Sunday, July 10, 2005

One Year

Hello, and thank you for reading about my child for an entire year! You must be quite devoted.

Claire Helen turned one last Wednesday, amid very little pomp and circumstance, which is just the way we wanted it. I am sure if we had asked her she would have preferred a clown and possibly some dancing elephants, but the great thing about having a child whose longest sentence is 3 words long and includes the word juice is that she cannot demand entertainment. Also I am not sure she has ever heard of a clown. Shhh. Don't tell her. Clowns are freaky. Instead she got a from-scratch hippie natural carrot cake which she liked just fine, but was no impediment to her begging for the tomatoes on our plate. As well as the smaller pieces of cake we had.

She got lots of presents and got to have a party with her friends(if you define friends as people who have mutual hair pulling arrangements) a few days later.

For posterity, this is Claire Helen at a year:

You may not remember this, but 10 months ago I described her as "quiet, sensitive kid, and a little shy." This is still true. I might add focussed and cautious, but her mellow demeanor was largely fixed at birth. We are quite pleased with ourselves for not screwing it up.
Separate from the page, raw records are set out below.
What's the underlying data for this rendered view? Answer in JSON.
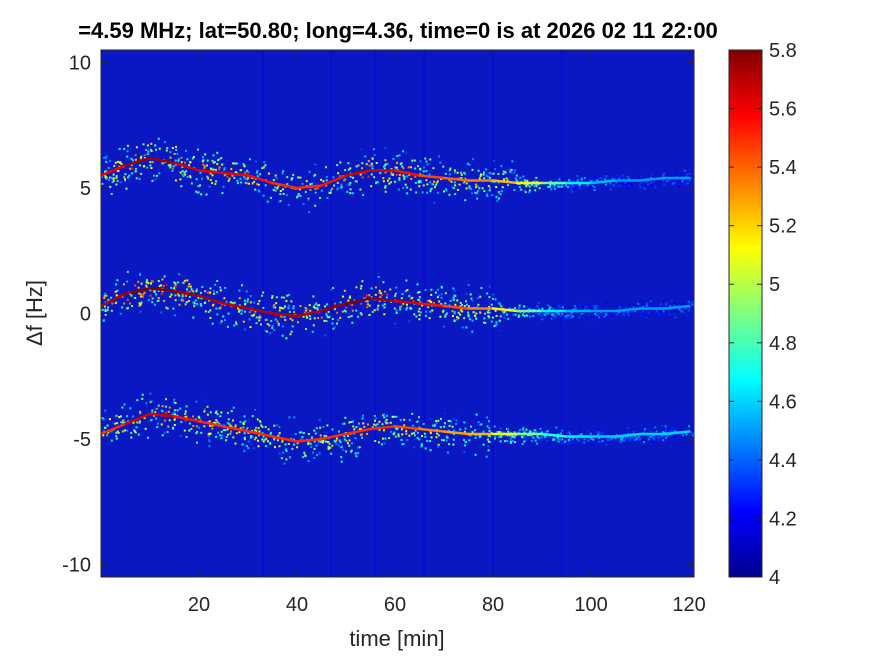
{
  "chart_data": {
    "type": "heatmap",
    "title": "=4.59 MHz;  lat=50.80; long=4.36, time=0 is at 2026 02 11 22:00",
    "xlabel": "time [min]",
    "ylabel": "Δf [Hz]",
    "xlim": [
      0,
      121
    ],
    "ylim": [
      -10.5,
      10.5
    ],
    "x_ticks": [
      20,
      40,
      60,
      80,
      100,
      120
    ],
    "x_tick_labels": [
      "20",
      "40",
      "60",
      "80",
      "100",
      "120"
    ],
    "y_ticks": [
      10,
      5,
      0,
      -5,
      -10
    ],
    "y_tick_labels": [
      "10",
      "5",
      "0",
      "-5",
      "-10"
    ],
    "background_level": 4.0,
    "colorbar": {
      "colormap": "jet",
      "clim": [
        4,
        5.8
      ],
      "ticks": [
        4,
        4.2,
        4.4,
        4.6,
        4.8,
        5,
        5.2,
        5.4,
        5.6,
        5.8
      ],
      "tick_labels": [
        "4",
        "4.2",
        "4.4",
        "4.6",
        "4.8",
        "5",
        "5.2",
        "5.4",
        "5.6",
        "5.8"
      ]
    },
    "series": [
      {
        "time_min": [
          0,
          5,
          10,
          15,
          20,
          25,
          30,
          35,
          40,
          45,
          50,
          55,
          60,
          65,
          70,
          75,
          80,
          85,
          90,
          95,
          100,
          105,
          110,
          115,
          120
        ],
        "delta_f_hz": [
          5.5,
          5.9,
          6.2,
          6.0,
          5.7,
          5.6,
          5.5,
          5.2,
          5.0,
          5.1,
          5.5,
          5.7,
          5.7,
          5.5,
          5.4,
          5.3,
          5.3,
          5.2,
          5.2,
          5.2,
          5.2,
          5.3,
          5.3,
          5.4,
          5.4
        ],
        "peak_level": [
          5.5,
          5.7,
          5.8,
          5.7,
          5.6,
          5.6,
          5.6,
          5.5,
          5.5,
          5.5,
          5.6,
          5.7,
          5.6,
          5.5,
          5.4,
          5.4,
          5.3,
          5.2,
          5.0,
          4.7,
          4.6,
          4.5,
          4.5,
          4.5,
          4.5
        ]
      },
      {
        "time_min": [
          0,
          5,
          10,
          15,
          20,
          25,
          30,
          35,
          40,
          45,
          50,
          55,
          60,
          65,
          70,
          75,
          80,
          85,
          90,
          95,
          100,
          105,
          110,
          115,
          120
        ],
        "delta_f_hz": [
          0.3,
          0.8,
          1.0,
          0.9,
          0.7,
          0.4,
          0.2,
          0.0,
          -0.1,
          0.1,
          0.4,
          0.6,
          0.5,
          0.4,
          0.3,
          0.2,
          0.2,
          0.1,
          0.1,
          0.1,
          0.1,
          0.1,
          0.2,
          0.2,
          0.3
        ],
        "peak_level": [
          5.6,
          5.8,
          5.8,
          5.8,
          5.7,
          5.7,
          5.7,
          5.7,
          5.7,
          5.7,
          5.8,
          5.8,
          5.7,
          5.6,
          5.5,
          5.4,
          5.3,
          5.0,
          4.7,
          4.6,
          4.5,
          4.5,
          4.5,
          4.5,
          4.5
        ]
      },
      {
        "time_min": [
          0,
          5,
          10,
          15,
          20,
          25,
          30,
          35,
          40,
          45,
          50,
          55,
          60,
          65,
          70,
          75,
          80,
          85,
          90,
          95,
          100,
          105,
          110,
          115,
          120
        ],
        "delta_f_hz": [
          -4.8,
          -4.4,
          -4.0,
          -4.1,
          -4.3,
          -4.5,
          -4.7,
          -4.9,
          -5.1,
          -5.0,
          -4.8,
          -4.6,
          -4.5,
          -4.6,
          -4.7,
          -4.8,
          -4.8,
          -4.8,
          -4.8,
          -4.9,
          -4.9,
          -4.9,
          -4.8,
          -4.8,
          -4.7
        ],
        "peak_level": [
          5.4,
          5.6,
          5.7,
          5.6,
          5.5,
          5.5,
          5.5,
          5.5,
          5.5,
          5.5,
          5.5,
          5.5,
          5.5,
          5.4,
          5.3,
          5.3,
          5.2,
          5.0,
          4.8,
          4.7,
          4.6,
          4.6,
          4.6,
          4.6,
          4.6
        ]
      }
    ],
    "vertical_streaks_time_min": [
      33,
      47,
      56,
      66,
      80,
      94
    ]
  }
}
She has a long attention span and can be very determined(what toddler isn't though, right?)- a blessing when we are reading books together, a curse when she wants to get whatever sharp, glittery object you have in your hand into her mouth. We probably read for an hour or two a day, and have spent several full afternoons looking at animal books. She points, I name, then reverse. I tend to peter out before she does. She really likes animals, except for cows, menacing milk monsters that they are. She has really started to put things together in the last few weeks, too. If I hide something, she remembers where it is hours later. She can open doors (even the front one! Oh no!) and is getting good at categories. If we're playing with a train, she goes to get a train book, and the train puzzle piece. If I'm drinking from a coffee cup, she'll get her tea cup and pretend to drink with me. I find it endlessly enthralling to see what she puts in what category. She knows which animals are which in books, for example, but at the zoo she thinks most quadrupeds are dogs.
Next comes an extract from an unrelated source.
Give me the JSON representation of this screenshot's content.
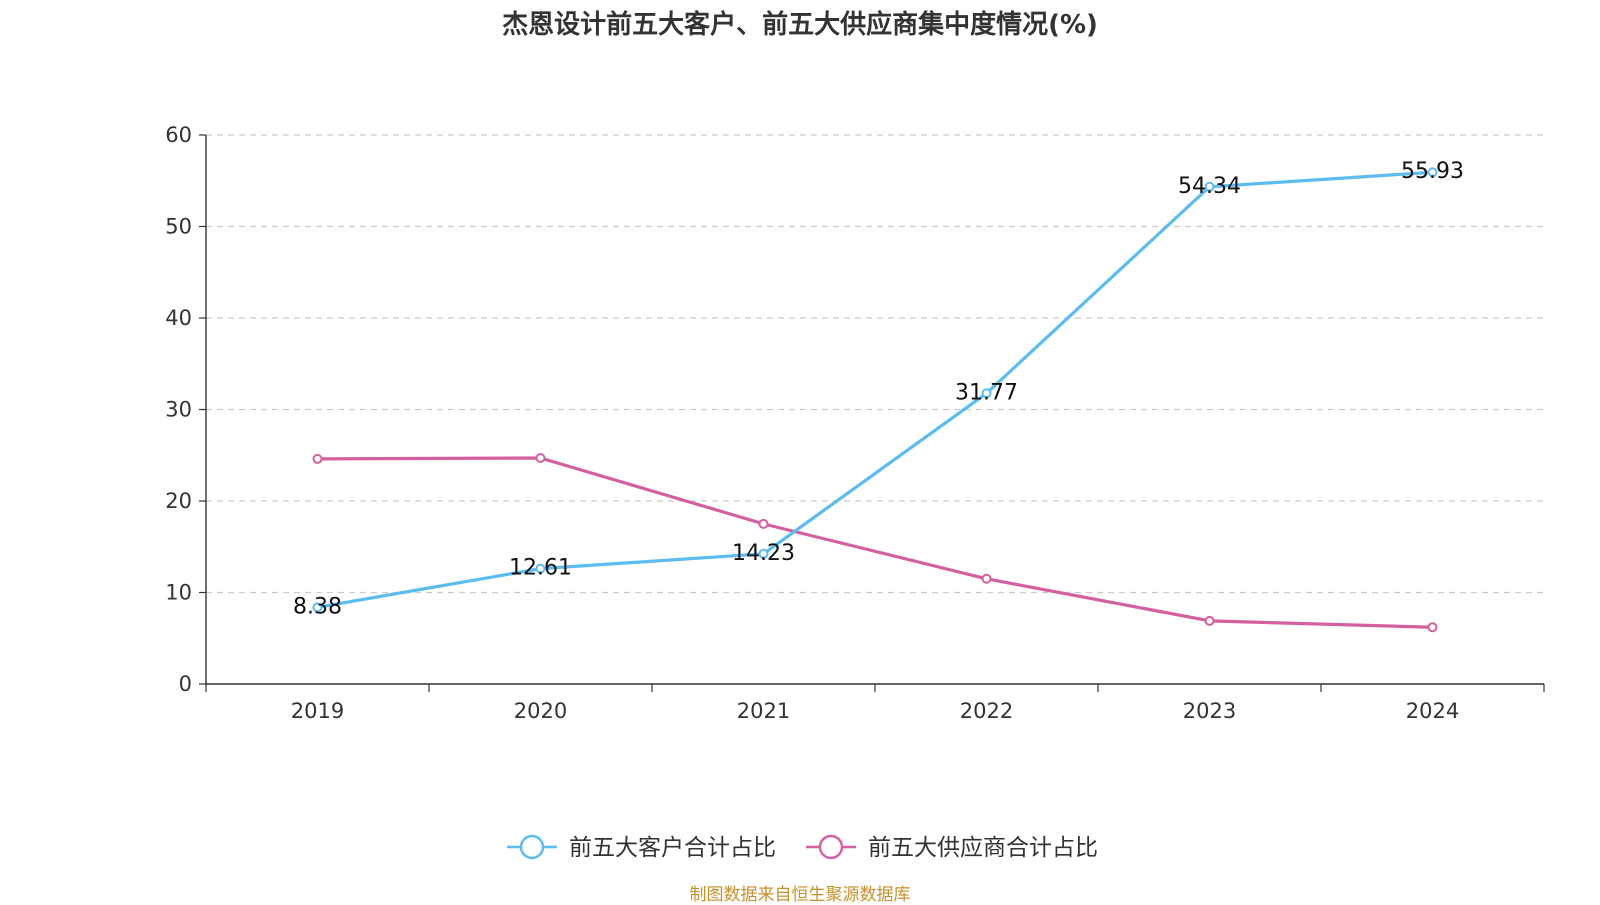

She's also very communicative, and if I had to assign her a "thing," I think it would be this. When we get to a new environment, and the other babies get down to crawl around and explore, she will sit for a while and watch the adults talk. She really wants to know how to do this- talk, I mean. I think she is motivated by nefarious mama-bossing purposes, but she is motivated nonetheless. She has probably 3 or 4 dozen words and a few sentences (all related, of course, to mama-bossing), and maybe 8 or 9 signs. She suspects if she could only find the magic sentence, the kitties would come rushing to her for tail grabbing, and all her meals would be cherries.
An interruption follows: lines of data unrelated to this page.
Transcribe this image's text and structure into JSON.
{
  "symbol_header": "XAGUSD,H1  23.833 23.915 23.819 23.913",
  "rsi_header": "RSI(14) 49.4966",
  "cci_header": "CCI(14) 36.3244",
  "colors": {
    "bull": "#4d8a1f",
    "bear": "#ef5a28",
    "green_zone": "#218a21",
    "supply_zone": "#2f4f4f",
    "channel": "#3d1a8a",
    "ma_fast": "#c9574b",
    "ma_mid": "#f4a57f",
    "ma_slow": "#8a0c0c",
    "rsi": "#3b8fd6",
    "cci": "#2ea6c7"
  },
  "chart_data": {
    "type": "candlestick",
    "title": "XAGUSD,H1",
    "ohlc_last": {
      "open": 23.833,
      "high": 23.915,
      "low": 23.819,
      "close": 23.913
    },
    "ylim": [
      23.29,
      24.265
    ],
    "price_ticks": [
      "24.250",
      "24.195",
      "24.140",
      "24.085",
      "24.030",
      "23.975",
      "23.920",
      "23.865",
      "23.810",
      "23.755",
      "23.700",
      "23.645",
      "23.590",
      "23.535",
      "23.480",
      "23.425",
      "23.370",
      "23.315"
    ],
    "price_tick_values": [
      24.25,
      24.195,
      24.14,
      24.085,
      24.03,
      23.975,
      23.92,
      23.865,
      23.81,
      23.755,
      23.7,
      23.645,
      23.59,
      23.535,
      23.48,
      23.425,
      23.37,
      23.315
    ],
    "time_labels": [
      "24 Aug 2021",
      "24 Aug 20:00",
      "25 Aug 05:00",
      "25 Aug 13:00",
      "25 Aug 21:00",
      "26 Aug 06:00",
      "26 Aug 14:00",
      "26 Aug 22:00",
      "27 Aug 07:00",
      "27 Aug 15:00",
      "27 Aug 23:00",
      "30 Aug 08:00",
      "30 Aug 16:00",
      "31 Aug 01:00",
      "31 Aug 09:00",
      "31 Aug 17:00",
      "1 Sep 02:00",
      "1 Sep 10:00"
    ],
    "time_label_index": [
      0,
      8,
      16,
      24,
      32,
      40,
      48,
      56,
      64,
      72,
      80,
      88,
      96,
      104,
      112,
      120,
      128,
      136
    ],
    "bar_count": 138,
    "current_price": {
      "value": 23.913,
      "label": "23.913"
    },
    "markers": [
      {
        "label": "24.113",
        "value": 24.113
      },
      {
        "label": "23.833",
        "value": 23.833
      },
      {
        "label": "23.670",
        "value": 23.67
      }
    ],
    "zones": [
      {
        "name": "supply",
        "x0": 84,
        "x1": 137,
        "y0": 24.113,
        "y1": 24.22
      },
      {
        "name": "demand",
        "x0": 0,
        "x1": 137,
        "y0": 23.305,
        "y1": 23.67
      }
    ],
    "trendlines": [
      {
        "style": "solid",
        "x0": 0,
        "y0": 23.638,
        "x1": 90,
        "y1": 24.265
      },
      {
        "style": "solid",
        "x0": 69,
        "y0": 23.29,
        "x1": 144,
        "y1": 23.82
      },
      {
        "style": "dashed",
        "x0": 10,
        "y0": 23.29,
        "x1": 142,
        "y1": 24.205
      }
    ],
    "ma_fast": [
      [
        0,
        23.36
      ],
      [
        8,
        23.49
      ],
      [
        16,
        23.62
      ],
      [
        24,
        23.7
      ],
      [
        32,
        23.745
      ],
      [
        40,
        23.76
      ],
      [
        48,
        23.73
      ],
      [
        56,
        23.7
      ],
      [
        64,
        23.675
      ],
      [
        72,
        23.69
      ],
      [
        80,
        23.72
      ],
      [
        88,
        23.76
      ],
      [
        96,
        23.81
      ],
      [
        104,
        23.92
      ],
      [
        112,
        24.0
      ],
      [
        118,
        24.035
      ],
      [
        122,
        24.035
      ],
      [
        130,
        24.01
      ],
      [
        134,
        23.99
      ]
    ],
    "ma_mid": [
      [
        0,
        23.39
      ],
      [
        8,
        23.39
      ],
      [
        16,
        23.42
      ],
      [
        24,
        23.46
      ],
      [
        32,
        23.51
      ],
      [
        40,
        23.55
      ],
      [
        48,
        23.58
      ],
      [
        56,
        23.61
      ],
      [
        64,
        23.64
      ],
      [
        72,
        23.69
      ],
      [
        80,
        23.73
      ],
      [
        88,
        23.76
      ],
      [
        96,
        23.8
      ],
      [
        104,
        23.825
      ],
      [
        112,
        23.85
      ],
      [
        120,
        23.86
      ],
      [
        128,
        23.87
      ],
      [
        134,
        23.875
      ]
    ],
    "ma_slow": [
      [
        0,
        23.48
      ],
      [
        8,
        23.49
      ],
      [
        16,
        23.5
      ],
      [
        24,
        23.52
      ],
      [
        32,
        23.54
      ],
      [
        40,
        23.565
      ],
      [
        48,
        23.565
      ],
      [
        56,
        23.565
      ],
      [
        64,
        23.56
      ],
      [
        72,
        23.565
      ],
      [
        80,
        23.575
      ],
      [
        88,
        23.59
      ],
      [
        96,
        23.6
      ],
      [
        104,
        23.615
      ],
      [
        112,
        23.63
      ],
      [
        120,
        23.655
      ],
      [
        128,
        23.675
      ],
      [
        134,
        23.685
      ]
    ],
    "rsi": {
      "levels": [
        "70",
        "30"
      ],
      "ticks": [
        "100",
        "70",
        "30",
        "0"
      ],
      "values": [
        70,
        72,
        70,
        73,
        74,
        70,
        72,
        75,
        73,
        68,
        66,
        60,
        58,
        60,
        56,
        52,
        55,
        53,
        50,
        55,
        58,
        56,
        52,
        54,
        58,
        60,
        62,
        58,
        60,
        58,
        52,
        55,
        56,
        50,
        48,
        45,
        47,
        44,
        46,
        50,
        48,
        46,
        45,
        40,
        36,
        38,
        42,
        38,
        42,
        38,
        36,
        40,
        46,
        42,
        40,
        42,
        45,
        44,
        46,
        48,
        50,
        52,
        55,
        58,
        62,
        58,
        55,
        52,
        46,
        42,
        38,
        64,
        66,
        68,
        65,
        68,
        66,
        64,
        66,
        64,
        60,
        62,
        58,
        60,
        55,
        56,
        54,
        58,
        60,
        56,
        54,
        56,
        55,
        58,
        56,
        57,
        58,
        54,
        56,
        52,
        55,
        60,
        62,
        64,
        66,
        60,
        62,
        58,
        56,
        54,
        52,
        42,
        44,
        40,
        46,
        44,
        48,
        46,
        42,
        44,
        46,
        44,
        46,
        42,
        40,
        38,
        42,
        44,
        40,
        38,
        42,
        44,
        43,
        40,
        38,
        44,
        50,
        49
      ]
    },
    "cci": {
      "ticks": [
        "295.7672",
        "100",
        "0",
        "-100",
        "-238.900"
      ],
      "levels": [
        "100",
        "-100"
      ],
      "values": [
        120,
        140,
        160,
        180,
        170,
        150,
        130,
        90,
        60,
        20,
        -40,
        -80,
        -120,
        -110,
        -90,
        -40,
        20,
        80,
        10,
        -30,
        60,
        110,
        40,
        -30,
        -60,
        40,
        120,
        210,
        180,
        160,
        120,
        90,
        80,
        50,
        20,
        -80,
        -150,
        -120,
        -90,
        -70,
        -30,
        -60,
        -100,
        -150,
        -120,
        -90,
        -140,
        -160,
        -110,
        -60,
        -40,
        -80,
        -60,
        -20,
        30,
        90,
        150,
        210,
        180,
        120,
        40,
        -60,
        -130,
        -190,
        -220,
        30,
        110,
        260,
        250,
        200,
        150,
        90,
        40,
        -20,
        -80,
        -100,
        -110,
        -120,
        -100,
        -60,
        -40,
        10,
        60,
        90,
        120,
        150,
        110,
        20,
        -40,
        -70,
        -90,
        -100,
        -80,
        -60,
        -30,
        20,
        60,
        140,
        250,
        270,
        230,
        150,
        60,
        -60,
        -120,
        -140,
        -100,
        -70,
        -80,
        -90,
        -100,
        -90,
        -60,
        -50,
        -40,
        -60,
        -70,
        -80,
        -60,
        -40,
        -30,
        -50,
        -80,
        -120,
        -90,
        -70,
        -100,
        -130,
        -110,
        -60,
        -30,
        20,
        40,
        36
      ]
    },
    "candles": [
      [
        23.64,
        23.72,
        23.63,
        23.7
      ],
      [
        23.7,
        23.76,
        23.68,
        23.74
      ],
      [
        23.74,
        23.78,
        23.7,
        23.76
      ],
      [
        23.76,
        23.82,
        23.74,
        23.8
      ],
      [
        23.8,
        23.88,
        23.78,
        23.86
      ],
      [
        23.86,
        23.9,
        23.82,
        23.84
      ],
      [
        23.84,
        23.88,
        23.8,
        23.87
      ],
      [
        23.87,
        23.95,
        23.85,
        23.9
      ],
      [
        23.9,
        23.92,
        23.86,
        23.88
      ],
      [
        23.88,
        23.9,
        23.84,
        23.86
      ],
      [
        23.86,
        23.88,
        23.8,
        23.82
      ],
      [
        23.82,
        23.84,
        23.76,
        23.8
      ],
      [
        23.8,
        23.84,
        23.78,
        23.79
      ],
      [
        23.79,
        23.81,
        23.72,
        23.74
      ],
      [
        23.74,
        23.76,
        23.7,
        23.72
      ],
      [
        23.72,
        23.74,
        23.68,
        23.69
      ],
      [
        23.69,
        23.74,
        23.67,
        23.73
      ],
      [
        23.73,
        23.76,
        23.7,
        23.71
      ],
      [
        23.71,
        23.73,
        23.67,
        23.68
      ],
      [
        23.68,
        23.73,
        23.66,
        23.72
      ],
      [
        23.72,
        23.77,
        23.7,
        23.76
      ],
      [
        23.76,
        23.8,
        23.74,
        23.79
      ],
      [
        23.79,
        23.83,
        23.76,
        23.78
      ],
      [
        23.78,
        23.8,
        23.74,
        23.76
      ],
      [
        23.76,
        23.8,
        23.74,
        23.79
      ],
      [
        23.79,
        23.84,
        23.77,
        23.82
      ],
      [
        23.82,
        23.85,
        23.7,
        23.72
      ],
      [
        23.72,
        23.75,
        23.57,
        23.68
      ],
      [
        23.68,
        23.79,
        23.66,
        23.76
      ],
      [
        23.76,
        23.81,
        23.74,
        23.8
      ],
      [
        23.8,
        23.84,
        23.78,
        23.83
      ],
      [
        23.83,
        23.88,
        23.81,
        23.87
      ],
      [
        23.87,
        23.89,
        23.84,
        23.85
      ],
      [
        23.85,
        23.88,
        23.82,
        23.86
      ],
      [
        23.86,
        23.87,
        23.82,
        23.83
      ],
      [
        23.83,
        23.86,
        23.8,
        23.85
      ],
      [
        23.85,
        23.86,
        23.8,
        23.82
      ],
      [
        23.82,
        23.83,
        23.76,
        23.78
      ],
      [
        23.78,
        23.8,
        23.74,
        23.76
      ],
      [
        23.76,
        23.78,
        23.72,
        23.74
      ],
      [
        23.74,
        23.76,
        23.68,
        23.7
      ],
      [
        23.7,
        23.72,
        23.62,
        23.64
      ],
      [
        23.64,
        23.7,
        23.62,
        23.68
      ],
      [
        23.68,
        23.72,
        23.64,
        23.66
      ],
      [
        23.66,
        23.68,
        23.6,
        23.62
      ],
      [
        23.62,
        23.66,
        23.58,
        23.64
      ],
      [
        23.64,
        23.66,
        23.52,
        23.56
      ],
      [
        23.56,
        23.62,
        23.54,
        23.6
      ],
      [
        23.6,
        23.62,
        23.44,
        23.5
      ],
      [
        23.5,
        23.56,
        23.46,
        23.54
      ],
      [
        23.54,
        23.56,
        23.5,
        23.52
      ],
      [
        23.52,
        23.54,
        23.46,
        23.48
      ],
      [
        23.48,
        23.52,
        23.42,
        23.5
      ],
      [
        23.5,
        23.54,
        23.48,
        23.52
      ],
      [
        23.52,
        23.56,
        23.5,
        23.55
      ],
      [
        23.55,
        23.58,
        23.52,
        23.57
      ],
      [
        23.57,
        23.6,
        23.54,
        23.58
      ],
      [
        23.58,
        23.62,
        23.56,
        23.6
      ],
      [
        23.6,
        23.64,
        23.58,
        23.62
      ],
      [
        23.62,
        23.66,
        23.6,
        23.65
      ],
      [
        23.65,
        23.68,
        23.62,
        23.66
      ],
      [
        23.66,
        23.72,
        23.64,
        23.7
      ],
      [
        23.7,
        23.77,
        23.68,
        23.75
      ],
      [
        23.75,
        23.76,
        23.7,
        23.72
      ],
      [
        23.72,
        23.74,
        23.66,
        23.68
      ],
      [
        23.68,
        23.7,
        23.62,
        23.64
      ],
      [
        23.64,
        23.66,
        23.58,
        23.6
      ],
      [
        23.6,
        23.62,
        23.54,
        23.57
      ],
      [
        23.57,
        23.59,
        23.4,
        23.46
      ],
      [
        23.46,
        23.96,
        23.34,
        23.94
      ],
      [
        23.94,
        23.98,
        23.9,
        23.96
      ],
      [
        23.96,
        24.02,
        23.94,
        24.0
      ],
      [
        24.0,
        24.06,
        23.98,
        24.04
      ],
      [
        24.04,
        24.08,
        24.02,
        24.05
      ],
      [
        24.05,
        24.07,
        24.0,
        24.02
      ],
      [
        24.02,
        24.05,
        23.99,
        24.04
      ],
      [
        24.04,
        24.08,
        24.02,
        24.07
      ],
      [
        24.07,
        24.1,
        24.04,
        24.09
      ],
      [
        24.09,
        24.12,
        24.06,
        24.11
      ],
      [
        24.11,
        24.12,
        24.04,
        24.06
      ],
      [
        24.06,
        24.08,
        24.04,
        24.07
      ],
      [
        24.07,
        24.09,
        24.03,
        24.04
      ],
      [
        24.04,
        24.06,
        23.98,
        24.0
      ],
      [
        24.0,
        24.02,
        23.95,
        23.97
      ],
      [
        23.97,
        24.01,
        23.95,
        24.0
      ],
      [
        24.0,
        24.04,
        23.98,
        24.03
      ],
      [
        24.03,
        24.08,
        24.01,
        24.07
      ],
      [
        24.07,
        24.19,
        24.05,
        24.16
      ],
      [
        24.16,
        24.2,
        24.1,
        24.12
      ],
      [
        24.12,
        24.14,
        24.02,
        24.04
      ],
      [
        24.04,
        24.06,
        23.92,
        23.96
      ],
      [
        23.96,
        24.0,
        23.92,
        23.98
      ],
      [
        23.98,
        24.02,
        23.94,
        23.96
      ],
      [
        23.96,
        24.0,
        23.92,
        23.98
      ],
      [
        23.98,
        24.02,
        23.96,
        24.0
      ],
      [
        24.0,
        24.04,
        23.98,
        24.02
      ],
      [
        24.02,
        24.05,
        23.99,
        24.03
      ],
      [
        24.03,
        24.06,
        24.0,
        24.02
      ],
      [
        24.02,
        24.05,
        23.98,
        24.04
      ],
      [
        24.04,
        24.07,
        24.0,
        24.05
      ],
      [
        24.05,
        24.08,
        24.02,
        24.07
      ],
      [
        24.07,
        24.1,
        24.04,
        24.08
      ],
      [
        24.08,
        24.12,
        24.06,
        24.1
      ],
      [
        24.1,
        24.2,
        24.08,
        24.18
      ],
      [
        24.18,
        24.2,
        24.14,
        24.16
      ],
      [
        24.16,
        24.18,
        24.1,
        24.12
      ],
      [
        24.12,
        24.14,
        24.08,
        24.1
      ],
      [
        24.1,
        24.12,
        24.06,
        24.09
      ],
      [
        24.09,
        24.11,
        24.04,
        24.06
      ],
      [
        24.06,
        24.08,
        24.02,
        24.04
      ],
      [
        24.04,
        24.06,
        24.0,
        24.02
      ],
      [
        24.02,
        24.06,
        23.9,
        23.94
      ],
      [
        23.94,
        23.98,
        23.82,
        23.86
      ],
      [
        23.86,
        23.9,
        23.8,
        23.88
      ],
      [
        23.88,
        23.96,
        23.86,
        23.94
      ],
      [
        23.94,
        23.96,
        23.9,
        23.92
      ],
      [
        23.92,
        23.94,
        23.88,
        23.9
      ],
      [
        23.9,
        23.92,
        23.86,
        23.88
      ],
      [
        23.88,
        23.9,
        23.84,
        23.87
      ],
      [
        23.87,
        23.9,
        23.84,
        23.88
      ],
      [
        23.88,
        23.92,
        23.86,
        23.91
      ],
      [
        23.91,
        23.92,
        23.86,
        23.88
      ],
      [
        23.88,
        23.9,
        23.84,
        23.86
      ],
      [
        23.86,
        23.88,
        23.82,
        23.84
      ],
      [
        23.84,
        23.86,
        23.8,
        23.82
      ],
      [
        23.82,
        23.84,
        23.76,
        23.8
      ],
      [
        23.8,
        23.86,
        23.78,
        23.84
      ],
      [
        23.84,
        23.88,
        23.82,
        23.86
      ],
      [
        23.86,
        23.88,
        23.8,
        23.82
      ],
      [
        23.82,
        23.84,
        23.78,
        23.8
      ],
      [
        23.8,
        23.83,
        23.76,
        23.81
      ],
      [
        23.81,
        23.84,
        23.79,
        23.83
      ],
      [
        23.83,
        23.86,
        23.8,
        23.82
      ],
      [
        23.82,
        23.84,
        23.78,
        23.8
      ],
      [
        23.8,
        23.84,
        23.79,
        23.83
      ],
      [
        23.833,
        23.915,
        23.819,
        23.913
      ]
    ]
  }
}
She is not a picky eater (hurrah!) though she does appear to have inheirited the dreaded Harrington snacking gene, meaning no matter how much food I put on her tray for a meal, I will have a little chirping beggar at my side 30 minutes later looking for some food. "cheese? peach? juiceplease?*" I spend a bit too much of my day dealing with finger foods.

Oh, sleeping. We don't do a whole lot of that. She appears to have also inheirited the dreaded Morris insomnia gene. She has a knack for waking up hysterically just as we parents are drifting off for the night. But we are, as always, working on it. Certainly we are doing better than this time last year. Haha.

She loves to be in the water more than anything else, even kitty tail grabbing. We got her a puzzle for her birthday, and she's pretty good at it, though I have doubts about it actually remaining together for very long, as she is insistent that the taxi (it's a transportation themed puzzle) belongs in her hippo-walker. She will travel the distance between her room and the living room to right the situation if the taxi dares show its face away from the hippo. She is still best buddies with Betty, although Betty is beginning to have her doubts about the friendship. She thinks her dad lives in the phone, and will ask "dada? iiiiii? dada?" into any phone like object she comes across.

She is definitely not an agressive toddler (at gymboree she tends to be the knock-ee rather than the knocker-downer), but she can be very possessive, and will crawl to a far corner to protect her loot if she feels threatened. Walking is going well, but, of course, cautiously. She does not like to fall, and will look at you to see if she should be mad whenever she does.

She is gleeful all of the time. We have had the best first year, and we are so pleased we get so many more with her. Her personality gets bigger and sweeter every day.

* one word. She doesn't know "please" yet, except as the tail end of "juice," which, no, she does not get. But don't think that stops her from asking 128392 times a day.

1 comment:

Anonymous said...

Your narrative deserves an "A". In the tradition of your Ancestors, we are certain that you will teach Thing One what an "A" is and how it is Achieved and when it is expected.